Growing up, they watched helplessly as a rare hereditary stomach cancer killed their grandmother and some of their parents, aunts and uncles. Determined to get the better of the cancer, they turned to genetic testing. Upon learning they had inherited their grandmother Golda Bradfield’s flawed gene, they had two options.
They could play the odds and hope they did not develop cancer, with a 70% chance they would, or have their stomachs removed.
The latter would mean a challenging life of eating very little very often.
All the cousins chose the life-changing operation. Doctors say they are the largest family to have preventive surgery to protect themselves from hereditary stomach cancer.
“We’re not only surviving, we’re thriving,” said Mr Slabaugh 16 months after his operation at Stanford University Medical Centre in Palo Alto.
Mr Slabaugh, who lives in Dallas, reunited with his many scattered cousins recently in Las Vegas just two months after the last in the group — Bill Bradfield of Farmington, New Mexico — had his operation.
Without a stomach, patients typically lose significant weight and must eat smaller meals more often. They can still digest food through the small intestine.
Before Diane Sindt and her two older sisters had their stomachs taken out, they ate their “last supper” during Thanksgiving.

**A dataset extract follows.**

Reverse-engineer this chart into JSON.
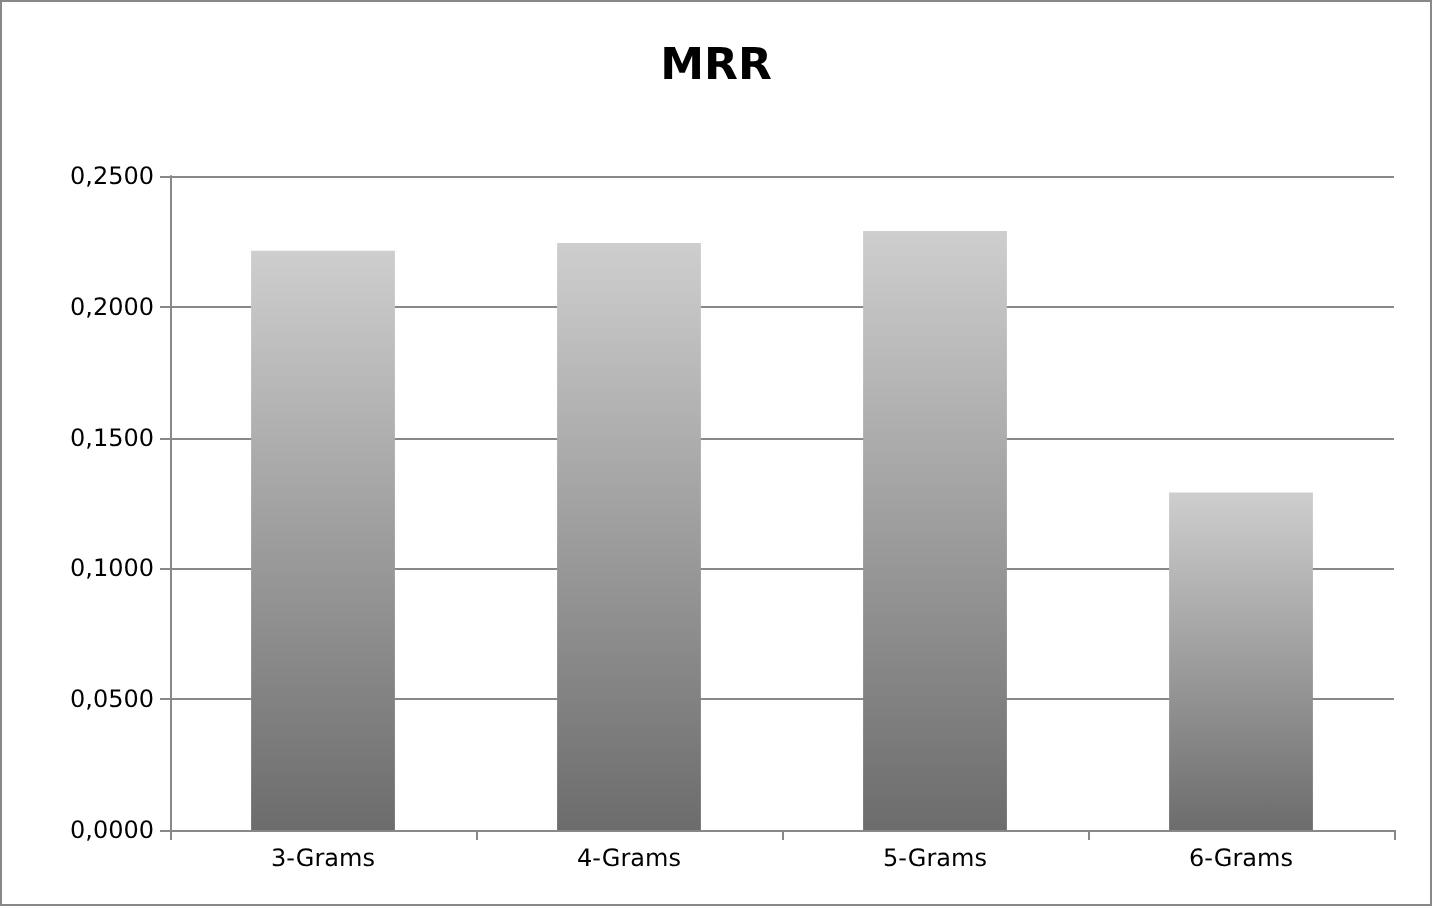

Ms Sindt dropped from a size 14 to a size 4 since the surgery, but she has trouble keeping down certain foods, like ice cream and tends to shed weight easily if she over-exercises.
To overcome it, Ms Sindt sticks with meat and has replaced running with “power walking.”
“It’s definitely a new normal for us,” said the 51-year-old estate agent from the Sacramento area.
After watching his other cousins slowly regain parts of their former lives, New Mexico-based Bill Bradfield went ahead with the operation in March, becoming the last in the family to give up his stomach.
“We’re all going to die of something,” he said, “but I know I won’t die of stomach cancer.”